Jamais, en Ve République, nous n’avons subi autant de conflits d’intérêts en politique, de mises en examen et d’affaires scabreuses que sous le gouvernement Macron.
Le temps est révolu, où les hommes politiques démissionnaient après avoir été découverts et dénoncés par des journalistes indépendants .
Les citoyens médusés, choqués et résignés, assistent aux traitements privilégiés offerts aux élites politiques qui bénéficient d’arrangements de peine, à l’instar de Balkany ou Sarkozy.
L’un danse dans la rue sans vergogne alors qu’il devrait être incarcéré et l’autre écume les plateaux TV et fait la morale à tous, mais on n’est pas certain qu’il porte son bracelet électronique. Il s’y refuse officiellement même s’il est condamné !
L’opinion publique n’a plus de prise sur les hommes politiques. Les citoyens sont choqués mais aussi blasés par ces pratiques intégrées dans une normalité du dysfonctionnement du monde politique.
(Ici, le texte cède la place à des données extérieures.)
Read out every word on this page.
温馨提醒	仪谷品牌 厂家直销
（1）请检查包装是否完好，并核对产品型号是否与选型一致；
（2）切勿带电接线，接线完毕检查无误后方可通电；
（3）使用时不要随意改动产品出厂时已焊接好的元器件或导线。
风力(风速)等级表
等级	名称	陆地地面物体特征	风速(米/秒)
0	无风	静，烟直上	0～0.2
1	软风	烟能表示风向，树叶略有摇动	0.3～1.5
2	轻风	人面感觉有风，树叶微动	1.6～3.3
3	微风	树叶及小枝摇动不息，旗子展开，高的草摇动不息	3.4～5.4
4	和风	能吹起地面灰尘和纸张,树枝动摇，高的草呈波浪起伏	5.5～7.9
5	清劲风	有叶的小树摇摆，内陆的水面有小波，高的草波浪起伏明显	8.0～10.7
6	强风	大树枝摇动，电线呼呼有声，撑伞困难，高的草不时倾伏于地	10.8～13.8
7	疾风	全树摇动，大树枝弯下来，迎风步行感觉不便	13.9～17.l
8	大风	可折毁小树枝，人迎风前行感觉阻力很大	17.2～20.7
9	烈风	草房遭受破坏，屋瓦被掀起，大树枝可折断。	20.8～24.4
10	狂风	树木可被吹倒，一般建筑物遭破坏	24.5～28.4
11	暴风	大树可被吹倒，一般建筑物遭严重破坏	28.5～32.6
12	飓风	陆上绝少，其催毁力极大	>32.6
Les affaires sont si nombreuses que l’impunité semble traditionnelle.
Quant aux médias, ils s’en prennent à la justice et à son rôle premier : faire appliquer la loi.
Pour des raisons manifestes, on n’attend pas de Bolloré qu’il défende l’indépendance de la justice et l’intransigeance de l’application des peines…il lui en coûterait !
L’impunité des hommes politiques pose la question de l’égalité entre citoyens et de l’indépendance de la justice en démocratie.
Il me semble que l’article premier de la Déclaration des droits de l’homme et du citoyen est précis :
« Les hommes naissent et demeurent libres et égaux en droits. Les distinctions sociales ne peuvent être fondées que sur l'utilité commune. »
Le texte est lumineux et pourtant les citoyens Français assistent à des tentatives de plus en plus nombreuses du gouvernement Macron pour déstabiliser, orienter, voire contrôler le système judiciaire français et ce n’est certainement pas fondé sur l’utilité commune, mais plutôt sur des arrangements personnels.
Peut-être l’exemple de Trump, qui nomme les juges de la cour suprême, fait-il rêver la macronie et la droite en général, d’un pouvoir absolutiste pour une impunité absolue.
Nos dirigeants adhèrent à la démocratie et à ses valeurs uniquement en période électorale, nous en sommes réduits à ce degré de cynisme et de forfaiture.
L’enjeu de l’exemplarité de nos représentants politiques et la pertinence du mandat révocatoire que proposent les insoumis prennent toute leur dimension dans l'actualité d'une Ve République qui suffoque avant son dernier râle.
La condamnation de Marine Lepen à l’inéligibilité nous informera sur la réalité du contre-pouvoir potentiel de notre justice. Une condamnation à la Dupont-Moretti confirmerait à l’inverse, l’ingérence de l’exécutif et sa main mise sur les procès des « élites ».
La révolution citoyenne par les urnes serait alors notre dernier rempart.